Print an ordered linked list

Question

Just did some editing on it, i tried what you said but it didnt work, so i tried something i am a little more familiar with but it doesnt seem to work correctly. It prints the i

Answer 1

int printList(struct listNode * Head){
struct listNode *current = Head;
while (Head != NULL){
      printf("%d \n", *current);
      current = current->next;
}

You're pretty close.

Take a look at the condition on your while loop - the reason your program crashes is that 'Head' is never updated, so the condition is always true. So the program just keeps setting 'current' equal to 'current->next' without stopping until you get to the end of your list, at which point 'current->next' is NULL and the program crashes.

If you change your while loop to check whether 'current' is NULL instead of 'Head', it will stop when it reaches the end of the list and your program won't crash.

EDIT: Adding some pointers on fixing the extra zeroes showing up the linked list.

struct listNode Head = {0, NULL};

At the beginning of your program, you're creating a node in your linked list with the value 0. So you've always got at least one 0 no matter what your input is. You might consider initializing Head to NULL instead.
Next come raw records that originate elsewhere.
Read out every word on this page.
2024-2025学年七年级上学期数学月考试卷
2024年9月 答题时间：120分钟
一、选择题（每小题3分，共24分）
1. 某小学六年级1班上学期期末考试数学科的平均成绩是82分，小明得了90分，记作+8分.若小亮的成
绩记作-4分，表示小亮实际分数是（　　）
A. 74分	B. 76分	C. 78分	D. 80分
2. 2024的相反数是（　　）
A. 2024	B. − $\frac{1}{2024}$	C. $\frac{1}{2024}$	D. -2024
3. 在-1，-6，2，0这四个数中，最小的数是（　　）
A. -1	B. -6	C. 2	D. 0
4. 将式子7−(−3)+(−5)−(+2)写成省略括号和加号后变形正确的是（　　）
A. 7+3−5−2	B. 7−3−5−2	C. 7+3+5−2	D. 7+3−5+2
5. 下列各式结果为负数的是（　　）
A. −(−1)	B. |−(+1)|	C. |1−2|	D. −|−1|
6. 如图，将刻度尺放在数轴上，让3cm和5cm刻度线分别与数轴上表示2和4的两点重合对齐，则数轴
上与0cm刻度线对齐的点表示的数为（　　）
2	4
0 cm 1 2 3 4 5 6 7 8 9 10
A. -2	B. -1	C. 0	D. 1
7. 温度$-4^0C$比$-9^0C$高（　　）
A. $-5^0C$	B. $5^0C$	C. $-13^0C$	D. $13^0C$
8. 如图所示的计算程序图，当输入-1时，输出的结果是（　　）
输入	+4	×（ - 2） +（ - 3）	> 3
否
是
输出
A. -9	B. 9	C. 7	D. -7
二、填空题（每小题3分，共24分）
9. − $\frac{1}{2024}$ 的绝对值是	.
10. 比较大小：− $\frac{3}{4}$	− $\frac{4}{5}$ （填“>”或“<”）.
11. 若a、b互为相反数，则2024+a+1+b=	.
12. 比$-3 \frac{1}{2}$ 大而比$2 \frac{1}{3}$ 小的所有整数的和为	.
If you do that, you'll have to check for that condition in your insertNode function.

You're also getting some extra zeroes because you're checking your loop condition ('while(x > 0)') before you get the input that you use to make that decision ('scanf("%d", &x);'). You might want to consider changing that order by using a 'do...while' instead of 'while'. Take a look at http://www.cprogramming.com/tutorial/c/lesson3.html for an explanation of 'do...while' with examples.